## University Calculus: Early Transcendentals (3rd Edition)

$a.\quad f(x)=\sqrt {x+1}$ $\mathrm{Domain:}\quad [-1,\infty)$ $\mathrm{Range:}\quad [0,\infty)$ $b.\quad g(x)=\sqrt {x-1}$ $\mathrm{Domain:}\quad [1,\infty)$ $\mathrm{Range:}\quad [0,\infty)$ $c.\quad f(x)+g(x)=\sqrt{x+1}+\sqrt{x-1}$ $\mathrm{Domain:}\quad [1,\infty)$ $\mathrm{Range:}\quad [\sqrt{2},\infty)$ $d.\quad f(x)\cdot g(x)=\sqrt {x^2-1}$ $\mathrm{Domain:}\quad (-\infty,-1]\cup [1,\infty)$ $\mathrm{Range:}\quad [0,\infty)$
$a.\quad f(x)=\sqrt{x+1}$ We can take square root only of positve numbers, so $\ x+1\ge0\ \rightarrow x\ge-1$. Range will simply be greater than or equal to zero. $b.\quad g(x)=\sqrt{x-1}$ We can take square root only of positve numbers, so $\ x-1\ge0\ \rightarrow x\ge 1$. Range will simply be greater than or equal to zero. $c.\quad f(x)+g(x)=\sqrt{x+1}+\sqrt{x-1}$ The domain of the combined function will be obtained by the intersection of domain of each individual function. $[-1,\infty)\$ seems to include the $\ [1,\infty)\$ in itself.
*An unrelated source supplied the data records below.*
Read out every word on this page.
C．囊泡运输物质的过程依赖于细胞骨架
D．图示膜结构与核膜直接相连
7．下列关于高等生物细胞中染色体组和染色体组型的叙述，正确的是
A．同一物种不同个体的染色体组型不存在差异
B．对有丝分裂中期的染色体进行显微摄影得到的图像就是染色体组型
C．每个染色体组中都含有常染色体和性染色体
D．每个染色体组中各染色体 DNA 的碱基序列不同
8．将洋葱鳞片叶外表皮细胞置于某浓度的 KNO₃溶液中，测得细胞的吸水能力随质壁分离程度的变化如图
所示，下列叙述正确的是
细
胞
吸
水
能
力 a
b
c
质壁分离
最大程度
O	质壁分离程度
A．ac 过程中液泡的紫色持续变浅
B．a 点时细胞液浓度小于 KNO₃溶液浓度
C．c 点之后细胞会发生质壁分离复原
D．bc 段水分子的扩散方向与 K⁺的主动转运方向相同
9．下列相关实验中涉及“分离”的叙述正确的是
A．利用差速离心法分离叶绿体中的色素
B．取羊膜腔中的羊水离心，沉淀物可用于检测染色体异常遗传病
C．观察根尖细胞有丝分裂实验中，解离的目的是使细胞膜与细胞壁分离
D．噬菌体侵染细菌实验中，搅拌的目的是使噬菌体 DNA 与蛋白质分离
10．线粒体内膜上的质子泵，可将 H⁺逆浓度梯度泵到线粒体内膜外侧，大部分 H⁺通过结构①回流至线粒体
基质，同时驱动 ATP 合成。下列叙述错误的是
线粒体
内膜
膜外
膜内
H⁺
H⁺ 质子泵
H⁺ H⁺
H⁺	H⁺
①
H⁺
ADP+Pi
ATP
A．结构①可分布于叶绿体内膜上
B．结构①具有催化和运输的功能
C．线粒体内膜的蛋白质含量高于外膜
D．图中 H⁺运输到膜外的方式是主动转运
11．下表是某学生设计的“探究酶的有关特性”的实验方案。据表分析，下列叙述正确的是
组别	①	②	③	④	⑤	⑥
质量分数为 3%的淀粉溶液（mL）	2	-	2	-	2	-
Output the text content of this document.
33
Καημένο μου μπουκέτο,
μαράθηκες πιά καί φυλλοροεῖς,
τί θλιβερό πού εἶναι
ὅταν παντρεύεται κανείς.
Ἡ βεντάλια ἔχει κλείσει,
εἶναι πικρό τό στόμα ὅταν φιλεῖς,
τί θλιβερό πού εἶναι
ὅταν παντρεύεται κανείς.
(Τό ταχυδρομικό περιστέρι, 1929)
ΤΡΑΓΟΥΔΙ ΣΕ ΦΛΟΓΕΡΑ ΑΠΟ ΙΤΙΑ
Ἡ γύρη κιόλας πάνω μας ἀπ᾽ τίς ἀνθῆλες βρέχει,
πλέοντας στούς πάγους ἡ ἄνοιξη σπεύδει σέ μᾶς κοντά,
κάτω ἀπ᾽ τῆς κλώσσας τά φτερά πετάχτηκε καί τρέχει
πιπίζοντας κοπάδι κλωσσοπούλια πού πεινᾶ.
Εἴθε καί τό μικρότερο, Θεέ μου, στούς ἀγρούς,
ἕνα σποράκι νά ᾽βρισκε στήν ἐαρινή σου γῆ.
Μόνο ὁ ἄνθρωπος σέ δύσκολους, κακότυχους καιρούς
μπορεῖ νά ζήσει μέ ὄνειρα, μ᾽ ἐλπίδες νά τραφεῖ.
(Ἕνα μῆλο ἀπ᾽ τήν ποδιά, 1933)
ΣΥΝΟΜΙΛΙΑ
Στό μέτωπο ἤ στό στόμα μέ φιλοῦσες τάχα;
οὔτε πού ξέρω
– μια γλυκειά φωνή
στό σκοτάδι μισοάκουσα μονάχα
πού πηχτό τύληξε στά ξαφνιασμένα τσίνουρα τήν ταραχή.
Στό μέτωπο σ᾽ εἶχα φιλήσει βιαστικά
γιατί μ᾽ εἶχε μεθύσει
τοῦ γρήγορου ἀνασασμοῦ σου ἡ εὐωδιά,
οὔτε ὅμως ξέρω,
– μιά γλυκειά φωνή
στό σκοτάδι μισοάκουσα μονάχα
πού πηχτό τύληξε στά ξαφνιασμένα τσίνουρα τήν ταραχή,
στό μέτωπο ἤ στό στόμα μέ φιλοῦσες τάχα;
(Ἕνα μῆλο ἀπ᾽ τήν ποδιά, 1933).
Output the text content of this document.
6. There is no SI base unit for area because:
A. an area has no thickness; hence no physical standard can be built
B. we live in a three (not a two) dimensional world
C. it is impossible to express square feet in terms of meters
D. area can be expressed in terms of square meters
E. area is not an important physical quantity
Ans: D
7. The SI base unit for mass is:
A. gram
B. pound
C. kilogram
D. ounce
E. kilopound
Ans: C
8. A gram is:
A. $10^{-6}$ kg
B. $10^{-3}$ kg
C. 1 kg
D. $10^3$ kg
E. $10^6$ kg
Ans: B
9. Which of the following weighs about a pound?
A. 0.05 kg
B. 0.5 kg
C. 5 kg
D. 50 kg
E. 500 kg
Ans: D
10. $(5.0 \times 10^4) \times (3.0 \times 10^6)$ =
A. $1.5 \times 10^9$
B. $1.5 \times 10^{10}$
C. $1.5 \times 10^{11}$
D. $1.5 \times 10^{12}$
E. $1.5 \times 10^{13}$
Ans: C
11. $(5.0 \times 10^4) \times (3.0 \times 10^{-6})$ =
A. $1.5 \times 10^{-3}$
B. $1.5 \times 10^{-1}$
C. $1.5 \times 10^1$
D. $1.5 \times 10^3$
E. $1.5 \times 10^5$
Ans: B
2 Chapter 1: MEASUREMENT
So the domain is latter one. Range would be $\ [\sqrt{2},\infty)\$ as we will get $\ \sqrt{2}+\sqrt{0}=\sqrt{2}\$ while puting $\ x=1\$ from the domain. $d.\quad f(x)\cdot g(x)=\sqrt{x+1}\cdot\sqrt{x-1}=\sqrt{x^2-1}$ We can take square root only of positive numbers. So, $x^2-1\ge 0$ Zeros of the inequality are $\ \pm 1\$, so the domain is $\ (-\infty,-1]\cup [1,\infty).$ Range is simply $\ [0,\infty).$